Paranoïa, Melissa Bellevigne

L’histoire

Lisa Hernest, psychiatre reconnue et spécialisée dans les cas complexes, est appelée à l’institut Saint-Vincent en périphérie de Paris. Elle va rencontrer sa nouvelle patiente : Judy Desforêt, internée pour paranoïa et hallucinations, enceinte de cinq mois et qui refuse de s’alimenter. Dès leur première entrevue, la jeune femme qui se dresse face à elle fait preuve d’une lucidité et d’un discernement hors pair. Et plus Lisa apprend à la connaître, plus leurs échanges viennent ébranler ses propres convictions professionnelles et personnelles.
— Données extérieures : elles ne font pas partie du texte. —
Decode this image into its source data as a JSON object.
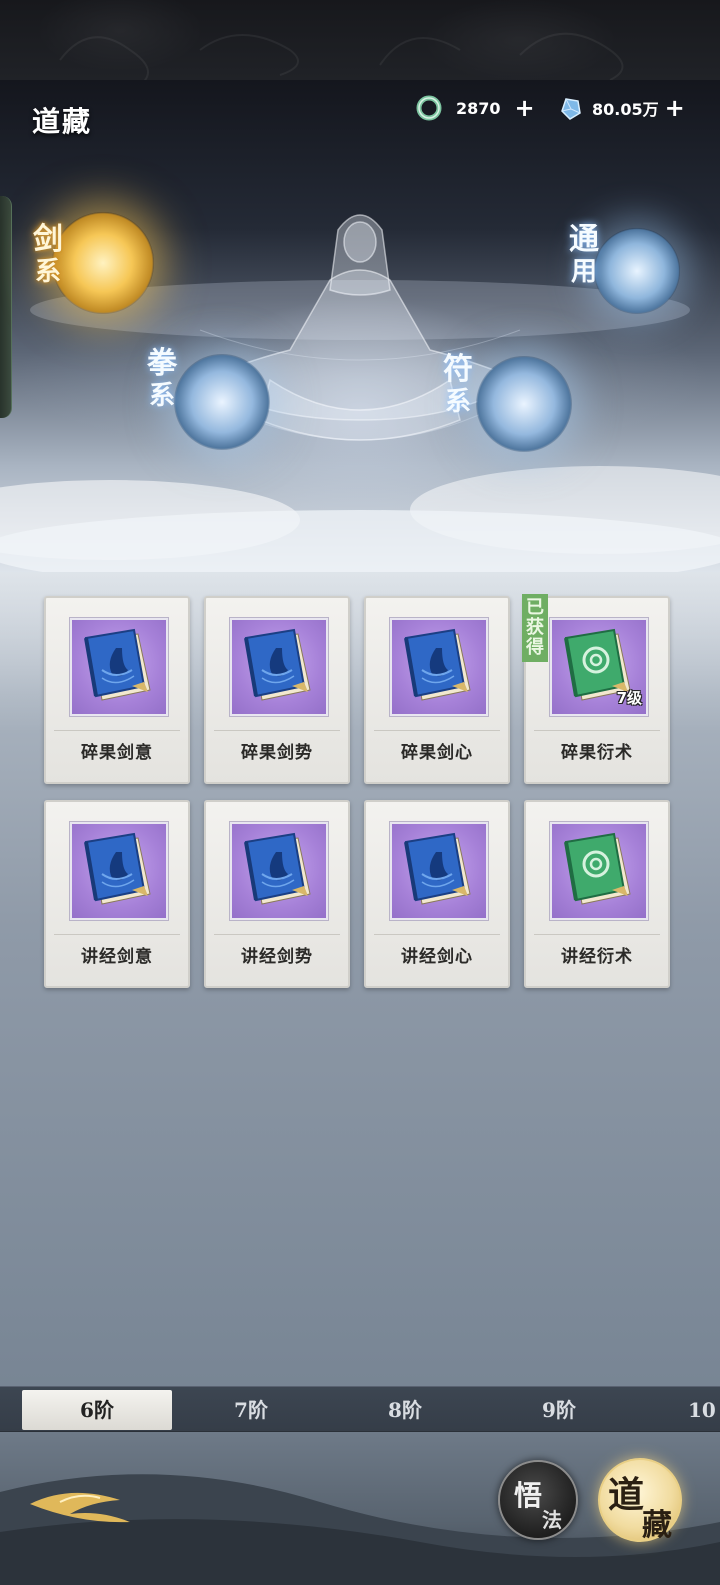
{
  "header": {
    "title": "道藏",
    "resources": [
      {
        "icon": "jade-ring-icon",
        "value": "2870"
      },
      {
        "icon": "spirit-crystal-icon",
        "value": "80.05万"
      }
    ],
    "plus_label": "+"
  },
  "schools": {
    "jian": {
      "line1": "剑",
      "line2": "系"
    },
    "tong": {
      "line1": "通",
      "line2": "用"
    },
    "quan": {
      "line1": "拳",
      "line2": "系"
    },
    "fu": {
      "line1": "符",
      "line2": "系"
    }
  },
  "cards": [
    {
      "name": "碎果剑意",
      "book": "blue"
    },
    {
      "name": "碎果剑势",
      "book": "blue"
    },
    {
      "name": "碎果剑心",
      "book": "blue"
    },
    {
      "name": "碎果衍术",
      "book": "green",
      "acquired": "已获得",
      "level": "7级"
    },
    {
      "name": "讲经剑意",
      "book": "blue"
    },
    {
      "name": "讲经剑势",
      "book": "blue"
    },
    {
      "name": "讲经剑心",
      "book": "blue"
    },
    {
      "name": "讲经衍术",
      "book": "green"
    }
  ],
  "tiers": [
    "6阶",
    "7阶",
    "8阶",
    "9阶",
    "10"
  ],
  "active_tier": "6阶",
  "bottom_buttons": {
    "wufa": {
      "a": "悟",
      "b": "法"
    },
    "daozang": {
      "a": "道",
      "b": "藏"
    }
  },
  "colors": {
    "acquired_badge": "#6fae63",
    "gold_glow": "#f6c756",
    "book_blue": "#2f68c6",
    "book_green": "#3faa6c"
  }
}
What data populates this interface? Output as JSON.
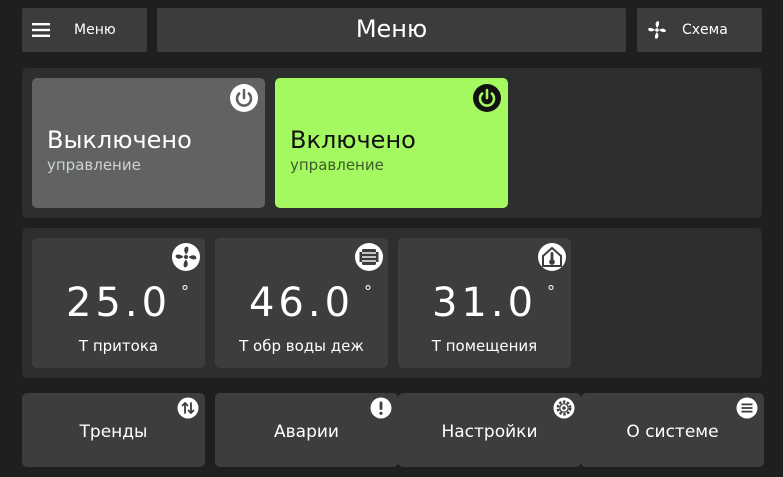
{
  "header": {
    "menu_label": "Меню",
    "title": "Меню",
    "scheme_label": "Схема"
  },
  "modes": [
    {
      "title": "Выключено",
      "subtitle": "управление",
      "state": "off",
      "color": "#606360",
      "icon": "power-icon"
    },
    {
      "title": "Включено",
      "subtitle": "управление",
      "state": "on",
      "color": "#a3f95f",
      "icon": "power-icon"
    }
  ],
  "sensors": [
    {
      "value": "25.0",
      "unit": "°",
      "caption": "Т притока",
      "icon": "fan-icon"
    },
    {
      "value": "46.0",
      "unit": "°",
      "caption": "Т обр воды деж",
      "icon": "radiator-icon"
    },
    {
      "value": "31.0",
      "unit": "°",
      "caption": "Т помещения",
      "icon": "house-thermometer-icon"
    }
  ],
  "nav": [
    {
      "label": "Тренды",
      "icon": "trends-icon"
    },
    {
      "label": "Аварии",
      "icon": "alert-icon"
    },
    {
      "label": "Настройки",
      "icon": "gear-icon"
    },
    {
      "label": "О системе",
      "icon": "list-icon"
    }
  ],
  "colors": {
    "background": "#1d201d",
    "panel": "#2c2f2c",
    "tile": "#3b3e3b",
    "accent_on": "#a3f95f"
  }
}
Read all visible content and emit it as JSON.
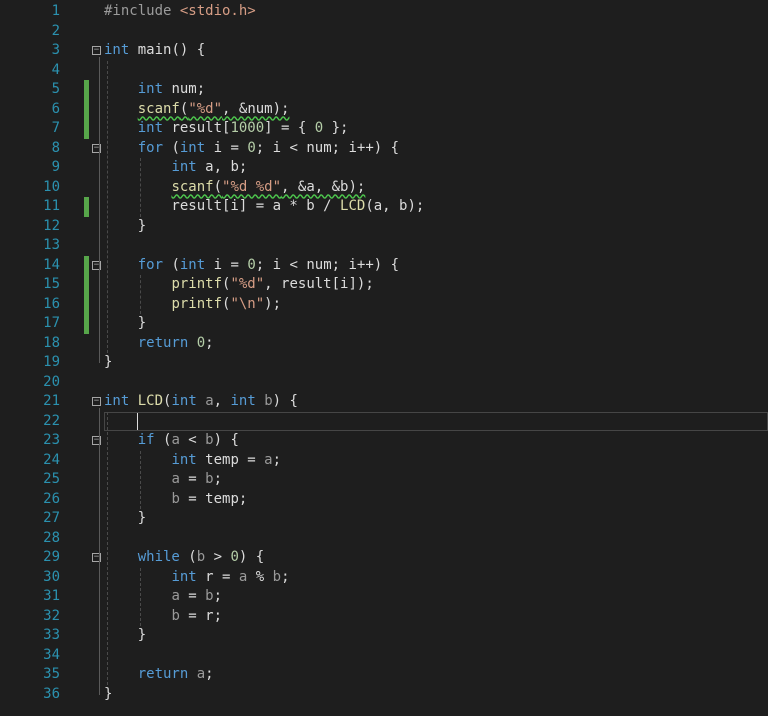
{
  "editor": {
    "lines": [
      {
        "n": "1",
        "tokens": [
          [
            "pp",
            "#include "
          ],
          [
            "str",
            "<stdio.h>"
          ]
        ]
      },
      {
        "n": "2",
        "tokens": []
      },
      {
        "n": "3",
        "tokens": [
          [
            "kw",
            "int"
          ],
          [
            "plain",
            " main() {"
          ]
        ]
      },
      {
        "n": "4",
        "tokens": []
      },
      {
        "n": "5",
        "tokens": [
          [
            "plain",
            "    "
          ],
          [
            "kw",
            "int"
          ],
          [
            "plain",
            " num;"
          ]
        ]
      },
      {
        "n": "6",
        "tokens": [
          [
            "plain",
            "    "
          ],
          [
            "fn",
            "scanf"
          ],
          [
            "plain",
            "("
          ],
          [
            "str",
            "\"%d\""
          ],
          [
            "plain",
            ", &num);"
          ]
        ]
      },
      {
        "n": "7",
        "tokens": [
          [
            "plain",
            "    "
          ],
          [
            "kw",
            "int"
          ],
          [
            "plain",
            " result["
          ],
          [
            "num",
            "1000"
          ],
          [
            "plain",
            "] = { "
          ],
          [
            "num",
            "0"
          ],
          [
            "plain",
            " };"
          ]
        ]
      },
      {
        "n": "8",
        "tokens": [
          [
            "plain",
            "    "
          ],
          [
            "kw",
            "for"
          ],
          [
            "plain",
            " ("
          ],
          [
            "kw",
            "int"
          ],
          [
            "plain",
            " i = "
          ],
          [
            "num",
            "0"
          ],
          [
            "plain",
            "; i < num; i++) {"
          ]
        ]
      },
      {
        "n": "9",
        "tokens": [
          [
            "plain",
            "        "
          ],
          [
            "kw",
            "int"
          ],
          [
            "plain",
            " a, b;"
          ]
        ]
      },
      {
        "n": "10",
        "tokens": [
          [
            "plain",
            "        "
          ],
          [
            "fn",
            "scanf"
          ],
          [
            "plain",
            "("
          ],
          [
            "str",
            "\"%d %d\""
          ],
          [
            "plain",
            ", &a, &b);"
          ]
        ]
      },
      {
        "n": "11",
        "tokens": [
          [
            "plain",
            "        result[i] = a * b / "
          ],
          [
            "fn",
            "LCD"
          ],
          [
            "plain",
            "(a, b);"
          ]
        ]
      },
      {
        "n": "12",
        "tokens": [
          [
            "plain",
            "    }"
          ]
        ]
      },
      {
        "n": "13",
        "tokens": []
      },
      {
        "n": "14",
        "tokens": [
          [
            "plain",
            "    "
          ],
          [
            "kw",
            "for"
          ],
          [
            "plain",
            " ("
          ],
          [
            "kw",
            "int"
          ],
          [
            "plain",
            " i = "
          ],
          [
            "num",
            "0"
          ],
          [
            "plain",
            "; i < num; i++) {"
          ]
        ]
      },
      {
        "n": "15",
        "tokens": [
          [
            "plain",
            "        "
          ],
          [
            "fn",
            "printf"
          ],
          [
            "plain",
            "("
          ],
          [
            "str",
            "\"%d\""
          ],
          [
            "plain",
            ", result[i]);"
          ]
        ]
      },
      {
        "n": "16",
        "tokens": [
          [
            "plain",
            "        "
          ],
          [
            "fn",
            "printf"
          ],
          [
            "plain",
            "("
          ],
          [
            "str",
            "\"\\n\""
          ],
          [
            "plain",
            ");"
          ]
        ]
      },
      {
        "n": "17",
        "tokens": [
          [
            "plain",
            "    }"
          ]
        ]
      },
      {
        "n": "18",
        "tokens": [
          [
            "plain",
            "    "
          ],
          [
            "kw",
            "return"
          ],
          [
            "plain",
            " "
          ],
          [
            "num",
            "0"
          ],
          [
            "plain",
            ";"
          ]
        ]
      },
      {
        "n": "19",
        "tokens": [
          [
            "plain",
            "}"
          ]
        ]
      },
      {
        "n": "20",
        "tokens": []
      },
      {
        "n": "21",
        "tokens": [
          [
            "kw",
            "int"
          ],
          [
            "plain",
            " "
          ],
          [
            "fn",
            "LCD"
          ],
          [
            "plain",
            "("
          ],
          [
            "kw",
            "int"
          ],
          [
            "param",
            " a"
          ],
          [
            "plain",
            ", "
          ],
          [
            "kw",
            "int"
          ],
          [
            "param",
            " b"
          ],
          [
            "plain",
            ") {"
          ]
        ]
      },
      {
        "n": "22",
        "tokens": []
      },
      {
        "n": "23",
        "tokens": [
          [
            "plain",
            "    "
          ],
          [
            "kw",
            "if"
          ],
          [
            "plain",
            " ("
          ],
          [
            "param",
            "a"
          ],
          [
            "plain",
            " < "
          ],
          [
            "param",
            "b"
          ],
          [
            "plain",
            ") {"
          ]
        ]
      },
      {
        "n": "24",
        "tokens": [
          [
            "plain",
            "        "
          ],
          [
            "kw",
            "int"
          ],
          [
            "plain",
            " temp = "
          ],
          [
            "param",
            "a"
          ],
          [
            "plain",
            ";"
          ]
        ]
      },
      {
        "n": "25",
        "tokens": [
          [
            "plain",
            "        "
          ],
          [
            "param",
            "a"
          ],
          [
            "plain",
            " = "
          ],
          [
            "param",
            "b"
          ],
          [
            "plain",
            ";"
          ]
        ]
      },
      {
        "n": "26",
        "tokens": [
          [
            "plain",
            "        "
          ],
          [
            "param",
            "b"
          ],
          [
            "plain",
            " = temp;"
          ]
        ]
      },
      {
        "n": "27",
        "tokens": [
          [
            "plain",
            "    }"
          ]
        ]
      },
      {
        "n": "28",
        "tokens": []
      },
      {
        "n": "29",
        "tokens": [
          [
            "plain",
            "    "
          ],
          [
            "kw",
            "while"
          ],
          [
            "plain",
            " ("
          ],
          [
            "param",
            "b"
          ],
          [
            "plain",
            " > "
          ],
          [
            "num",
            "0"
          ],
          [
            "plain",
            ") {"
          ]
        ]
      },
      {
        "n": "30",
        "tokens": [
          [
            "plain",
            "        "
          ],
          [
            "kw",
            "int"
          ],
          [
            "plain",
            " r = "
          ],
          [
            "param",
            "a"
          ],
          [
            "plain",
            " % "
          ],
          [
            "param",
            "b"
          ],
          [
            "plain",
            ";"
          ]
        ]
      },
      {
        "n": "31",
        "tokens": [
          [
            "plain",
            "        "
          ],
          [
            "param",
            "a"
          ],
          [
            "plain",
            " = "
          ],
          [
            "param",
            "b"
          ],
          [
            "plain",
            ";"
          ]
        ]
      },
      {
        "n": "32",
        "tokens": [
          [
            "plain",
            "        "
          ],
          [
            "param",
            "b"
          ],
          [
            "plain",
            " = r;"
          ]
        ]
      },
      {
        "n": "33",
        "tokens": [
          [
            "plain",
            "    }"
          ]
        ]
      },
      {
        "n": "34",
        "tokens": []
      },
      {
        "n": "35",
        "tokens": [
          [
            "plain",
            "    "
          ],
          [
            "kw",
            "return"
          ],
          [
            "plain",
            " "
          ],
          [
            "param",
            "a"
          ],
          [
            "plain",
            ";"
          ]
        ]
      },
      {
        "n": "36",
        "tokens": [
          [
            "plain",
            "}"
          ]
        ]
      }
    ],
    "fold_lines": [
      "3",
      "8",
      "14",
      "21",
      "23",
      "29"
    ],
    "changed_lines": [
      "5",
      "6",
      "7",
      "11",
      "14",
      "15",
      "16",
      "17"
    ],
    "squiggle_lines": [
      "6",
      "10"
    ],
    "current_line": "22",
    "colors": {
      "background": "#1e1e1e",
      "line_number": "#2b91af",
      "keyword": "#569cd6",
      "string": "#d69d85",
      "number": "#b5cea8",
      "change_bar": "#57a64a"
    }
  }
}
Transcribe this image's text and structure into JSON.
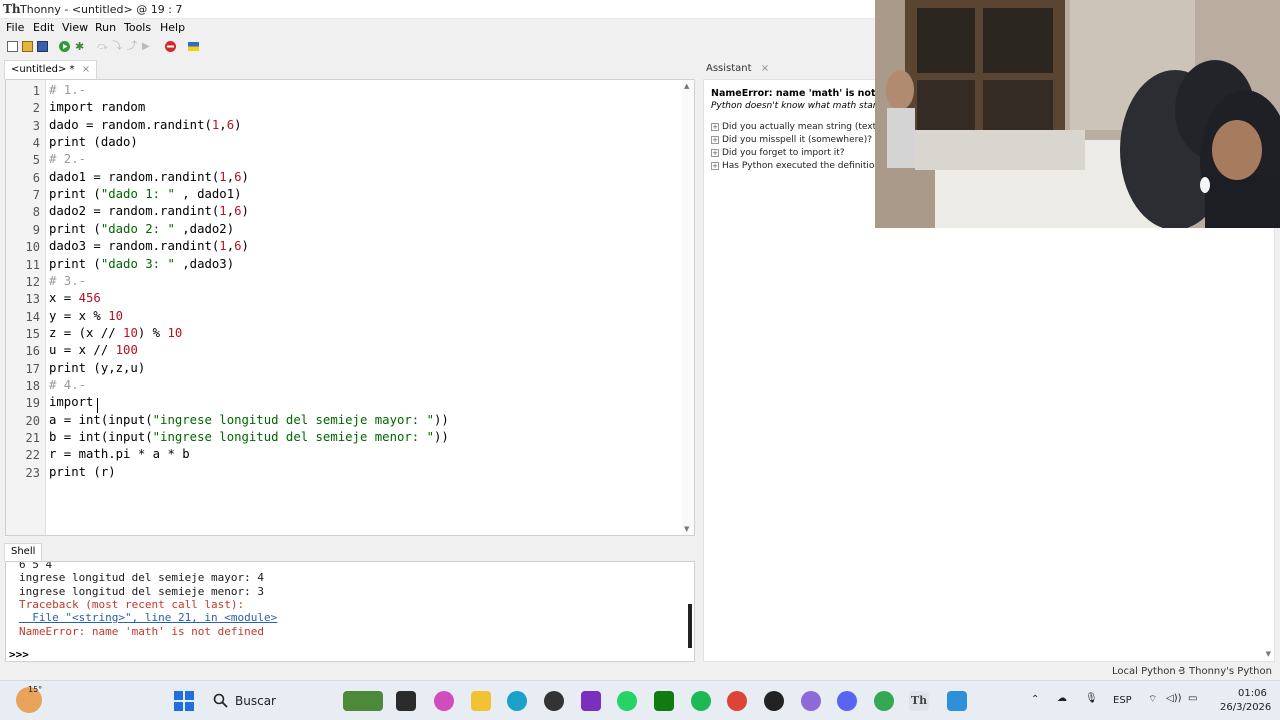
{
  "window": {
    "title": "Thonny  -  <untitled>  @  19 : 7"
  },
  "menu": [
    "File",
    "Edit",
    "View",
    "Run",
    "Tools",
    "Help"
  ],
  "editor": {
    "tab_label": "<untitled> *",
    "lines": [
      "# 1.-",
      "import random",
      "dado = random.randint(1,6)",
      "print (dado)",
      "# 2.-",
      "dado1 = random.randint(1,6)",
      "print (\"dado 1: \" , dado1)",
      "dado2 = random.randint(1,6)",
      "print (\"dado 2: \" ,dado2)",
      "dado3 = random.randint(1,6)",
      "print (\"dado 3: \" ,dado3)",
      "# 3.-",
      "x = 456",
      "y = x % 10",
      "z = (x // 10) % 10",
      "u = x // 100",
      "print (y,z,u)",
      "# 4.-",
      "import",
      "a = int(input(\"ingrese longitud del semieje mayor: \"))",
      "b = int(input(\"ingrese longitud del semieje menor: \"))",
      "r = math.pi * a * b",
      "print (r)"
    ]
  },
  "shell": {
    "tab_label": "Shell",
    "lines": [
      {
        "text": "6 5 4",
        "kind": "out"
      },
      {
        "text": "ingrese longitud del semieje mayor: 4",
        "kind": "out"
      },
      {
        "text": "ingrese longitud del semieje menor: 3",
        "kind": "out"
      },
      {
        "text": "Traceback (most recent call last):",
        "kind": "err"
      },
      {
        "text": "  File \"<string>\", line 21, in <module>",
        "kind": "link"
      },
      {
        "text": "NameError: name 'math' is not defined",
        "kind": "err"
      }
    ],
    "prompt": ">>>"
  },
  "assistant": {
    "tab_label": "Assistant",
    "title": "NameError: name 'math' is not defi",
    "subtitle": "Python doesn't know what math stanc",
    "suggestions": [
      "Did you actually mean string (text)",
      "Did you misspell it (somewhere)?",
      "Did you forget to import it?",
      "Has Python executed the definition"
    ]
  },
  "status": {
    "interpreter": "Local Python 3",
    "mode": "Thonny's Python"
  },
  "taskbar": {
    "weather": "15°",
    "search_placeholder": "Buscar",
    "lang": "ESP",
    "time": "01:06",
    "date": "26/3/2026"
  }
}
Entretien après entretien, Judy lui livre en effet une curieuse histoire, mêlant sa quête des racines familiales en Angleterre et la présence invisible d’un certain Alwyn, cet homme qui la suit comme son ombre depuis toujours. Progressivement, Lisa, l’experte en âmes fragiles, sent ses moyens lui échapper et Judy la déstabiliser. À mesure que les mois passent et que la date de l’accouchement approche, la vérité semble s’éloigner.

Mon avis

Je ne connais pas du tout Melissa Bellevigne en tant que blogueuse… Pour ma part, j’ai été attirée par son livre en raison de l’accroche qui m’a tout de suite interpellée : « L’une est la seule à le voir. L’autre est la seule à la croire« . Avec un tel teasing, c’en était fait de moi ! Ma curiosité a pris le dessus et il fallait absolument que je découvre ce roman.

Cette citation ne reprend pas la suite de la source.